Avant de devenir dans les années 60 la vedette la plus populaire du cinéma français, il fait longtemps du music-hall, du cabaret ; comme acteur comique, il reste confiné dans les rôles secondaires de très nombreux films : il est dirigé dans la Tentation de Barbizon, son premier film en 1945, par Jean Stelli ; par Sacha Guitry, dans la Poison (1951), Je l'ai été trois fois (1953) et la Vie d'un honnête homme (id.) ; par Jean Loubignac dans Ah ! les belles bacchantes (1954) ou par Claude Autant-Lara, dans la Traversée de Paris (1956), où il explose dans le rôle de Jambier, le boucher trafiquant.

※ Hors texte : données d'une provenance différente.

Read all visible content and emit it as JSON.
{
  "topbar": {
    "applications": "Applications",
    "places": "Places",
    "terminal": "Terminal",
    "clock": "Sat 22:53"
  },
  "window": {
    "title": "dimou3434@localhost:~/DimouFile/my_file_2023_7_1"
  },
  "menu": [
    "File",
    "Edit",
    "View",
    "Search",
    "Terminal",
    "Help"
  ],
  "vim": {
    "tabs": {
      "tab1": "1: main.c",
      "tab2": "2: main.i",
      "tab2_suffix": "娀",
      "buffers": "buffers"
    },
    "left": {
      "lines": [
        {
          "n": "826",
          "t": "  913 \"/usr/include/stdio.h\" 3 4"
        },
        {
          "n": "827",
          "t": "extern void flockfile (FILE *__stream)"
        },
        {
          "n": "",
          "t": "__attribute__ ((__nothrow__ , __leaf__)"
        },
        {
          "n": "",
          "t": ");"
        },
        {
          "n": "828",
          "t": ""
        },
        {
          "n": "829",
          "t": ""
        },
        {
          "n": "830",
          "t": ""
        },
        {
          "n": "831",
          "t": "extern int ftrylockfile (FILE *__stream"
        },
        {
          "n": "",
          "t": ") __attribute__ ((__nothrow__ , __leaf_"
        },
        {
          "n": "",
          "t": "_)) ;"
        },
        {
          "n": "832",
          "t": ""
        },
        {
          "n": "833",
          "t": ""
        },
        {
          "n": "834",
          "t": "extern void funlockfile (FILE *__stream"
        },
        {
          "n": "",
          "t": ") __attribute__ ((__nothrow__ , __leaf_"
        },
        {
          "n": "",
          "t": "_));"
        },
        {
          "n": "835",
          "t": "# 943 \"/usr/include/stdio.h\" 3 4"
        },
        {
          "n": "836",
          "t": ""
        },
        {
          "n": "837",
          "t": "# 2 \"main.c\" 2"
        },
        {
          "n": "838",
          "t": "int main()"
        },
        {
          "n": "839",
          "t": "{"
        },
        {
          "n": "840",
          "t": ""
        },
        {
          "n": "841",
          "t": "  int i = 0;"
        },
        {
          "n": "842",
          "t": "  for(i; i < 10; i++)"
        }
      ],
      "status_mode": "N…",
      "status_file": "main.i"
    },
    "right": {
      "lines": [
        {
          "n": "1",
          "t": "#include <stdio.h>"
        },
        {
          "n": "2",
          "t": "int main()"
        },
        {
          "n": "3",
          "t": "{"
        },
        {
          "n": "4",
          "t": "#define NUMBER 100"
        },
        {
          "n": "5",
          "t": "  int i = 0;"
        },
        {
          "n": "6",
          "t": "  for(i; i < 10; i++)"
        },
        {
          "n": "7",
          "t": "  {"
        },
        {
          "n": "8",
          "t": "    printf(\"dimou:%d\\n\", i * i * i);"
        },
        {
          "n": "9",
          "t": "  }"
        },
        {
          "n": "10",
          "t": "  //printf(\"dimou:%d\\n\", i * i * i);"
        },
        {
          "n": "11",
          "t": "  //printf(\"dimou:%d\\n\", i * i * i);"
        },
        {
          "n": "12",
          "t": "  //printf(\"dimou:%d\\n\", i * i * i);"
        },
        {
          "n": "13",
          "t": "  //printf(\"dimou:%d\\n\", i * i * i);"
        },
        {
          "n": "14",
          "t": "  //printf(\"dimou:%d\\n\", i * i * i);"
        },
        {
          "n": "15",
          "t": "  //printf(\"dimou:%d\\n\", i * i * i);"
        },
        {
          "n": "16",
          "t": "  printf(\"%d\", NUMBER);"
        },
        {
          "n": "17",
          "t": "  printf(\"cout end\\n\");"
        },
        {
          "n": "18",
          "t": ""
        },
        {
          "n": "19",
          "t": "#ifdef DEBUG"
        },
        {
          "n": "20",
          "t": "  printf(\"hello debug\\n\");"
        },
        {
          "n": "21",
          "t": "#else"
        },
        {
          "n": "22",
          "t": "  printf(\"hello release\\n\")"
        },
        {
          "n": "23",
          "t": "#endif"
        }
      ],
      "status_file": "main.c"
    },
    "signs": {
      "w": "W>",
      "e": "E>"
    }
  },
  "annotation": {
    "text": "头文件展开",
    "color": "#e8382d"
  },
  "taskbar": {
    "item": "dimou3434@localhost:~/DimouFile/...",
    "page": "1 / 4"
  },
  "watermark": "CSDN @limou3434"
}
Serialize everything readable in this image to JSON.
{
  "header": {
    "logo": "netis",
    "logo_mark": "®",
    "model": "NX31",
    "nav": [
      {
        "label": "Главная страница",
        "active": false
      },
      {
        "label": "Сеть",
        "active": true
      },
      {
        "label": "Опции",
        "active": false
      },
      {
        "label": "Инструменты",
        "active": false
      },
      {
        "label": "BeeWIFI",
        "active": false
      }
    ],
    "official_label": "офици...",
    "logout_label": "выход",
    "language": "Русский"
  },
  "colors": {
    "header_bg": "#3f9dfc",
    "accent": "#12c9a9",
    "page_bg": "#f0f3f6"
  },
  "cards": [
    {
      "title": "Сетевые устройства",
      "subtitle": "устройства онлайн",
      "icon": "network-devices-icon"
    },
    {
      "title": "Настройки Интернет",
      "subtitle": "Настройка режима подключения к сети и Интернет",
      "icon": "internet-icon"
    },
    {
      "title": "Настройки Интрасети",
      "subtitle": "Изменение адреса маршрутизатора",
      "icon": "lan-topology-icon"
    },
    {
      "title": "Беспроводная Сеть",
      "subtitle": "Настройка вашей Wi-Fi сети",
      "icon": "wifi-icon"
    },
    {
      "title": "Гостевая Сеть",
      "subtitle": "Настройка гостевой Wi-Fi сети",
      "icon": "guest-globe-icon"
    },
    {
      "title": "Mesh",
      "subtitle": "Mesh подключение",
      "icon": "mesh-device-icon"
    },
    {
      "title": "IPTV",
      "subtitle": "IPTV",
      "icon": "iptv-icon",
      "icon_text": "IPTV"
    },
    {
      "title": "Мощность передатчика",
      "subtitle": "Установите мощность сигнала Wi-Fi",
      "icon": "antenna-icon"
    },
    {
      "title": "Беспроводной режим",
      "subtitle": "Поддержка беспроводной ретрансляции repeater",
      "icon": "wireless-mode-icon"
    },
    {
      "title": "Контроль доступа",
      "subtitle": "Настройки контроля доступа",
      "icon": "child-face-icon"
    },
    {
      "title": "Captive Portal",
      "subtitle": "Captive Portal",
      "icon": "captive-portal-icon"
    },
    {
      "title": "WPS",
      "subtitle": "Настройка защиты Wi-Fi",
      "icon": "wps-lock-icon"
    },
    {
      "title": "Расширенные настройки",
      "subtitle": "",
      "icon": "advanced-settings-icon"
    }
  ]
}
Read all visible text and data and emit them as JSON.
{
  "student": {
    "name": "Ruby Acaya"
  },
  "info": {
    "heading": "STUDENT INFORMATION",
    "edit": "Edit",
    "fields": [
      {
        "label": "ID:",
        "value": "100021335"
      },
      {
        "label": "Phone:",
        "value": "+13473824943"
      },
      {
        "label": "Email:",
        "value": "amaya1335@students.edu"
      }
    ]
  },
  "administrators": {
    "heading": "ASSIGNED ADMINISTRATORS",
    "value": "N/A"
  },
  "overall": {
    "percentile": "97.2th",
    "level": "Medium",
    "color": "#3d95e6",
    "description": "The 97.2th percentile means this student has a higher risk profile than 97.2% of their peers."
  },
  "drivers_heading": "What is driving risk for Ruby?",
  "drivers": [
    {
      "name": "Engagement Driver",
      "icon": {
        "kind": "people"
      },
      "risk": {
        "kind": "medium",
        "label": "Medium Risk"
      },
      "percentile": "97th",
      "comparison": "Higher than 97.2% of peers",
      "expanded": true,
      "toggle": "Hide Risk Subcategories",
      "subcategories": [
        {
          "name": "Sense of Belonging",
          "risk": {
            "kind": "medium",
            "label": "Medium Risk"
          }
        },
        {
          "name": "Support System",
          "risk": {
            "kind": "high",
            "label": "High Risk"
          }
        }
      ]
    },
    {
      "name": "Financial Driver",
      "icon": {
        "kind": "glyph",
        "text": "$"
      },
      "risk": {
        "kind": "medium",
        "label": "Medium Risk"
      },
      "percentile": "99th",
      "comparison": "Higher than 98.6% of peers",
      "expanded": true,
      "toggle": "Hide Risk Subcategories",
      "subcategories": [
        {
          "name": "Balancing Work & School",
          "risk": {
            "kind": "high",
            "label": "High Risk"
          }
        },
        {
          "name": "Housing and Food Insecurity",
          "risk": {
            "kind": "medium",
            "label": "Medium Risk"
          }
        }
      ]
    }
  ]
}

Il a déjà tourné 112 films lorsque Pouic-pouic (Jean Girault, 1963) le propulse au sommet du box-office français. Cette soudaine popularité s'amplifie avec le Gendarme de Saint-Tropez (id., 1964) et surtout avec le Corniaud (1964) et la Grande Vadrouille (1966), deux films de Gérard Oury où il a comme partenaire Bourvil. Sa silhouette de petit homme irascible, ses mimiques forcées en grimaces, le jeu exaspéré qu'il avait travaillé sur les planches des cabarets assurent soudain son succès, en France et hors de France, auprès d'un public conquis à l'avance mais peu exigeant sur l'écriture des films auxquels il prête son talent comique : Fantômas (A. Hunebelle, 1964), le Grand Restaurant (Jacques Besnard, 1966) ; les Grandes Vacances (J. Girault, 1967), Oscar (É. Molinaro, id.), Hibernatus (id., 1969), l'Avare (J. Girault, 1980). On le verra ainsi animer la série des Gendarmes (6 films entre 1964 et 1982, dirigés par Jean Girault et régulièrement repris à la télévision), et porter à bout de bras des productions financièrement plus ambitieuses réalisées par Gérard Oury (la Folie des grandeurs en 1971 et les Aventures de Rabbi Jacob en 1973), puis par Claude Zidi (l'Aile ou la Cuisse, 1976 ; la Zizanie, 1978).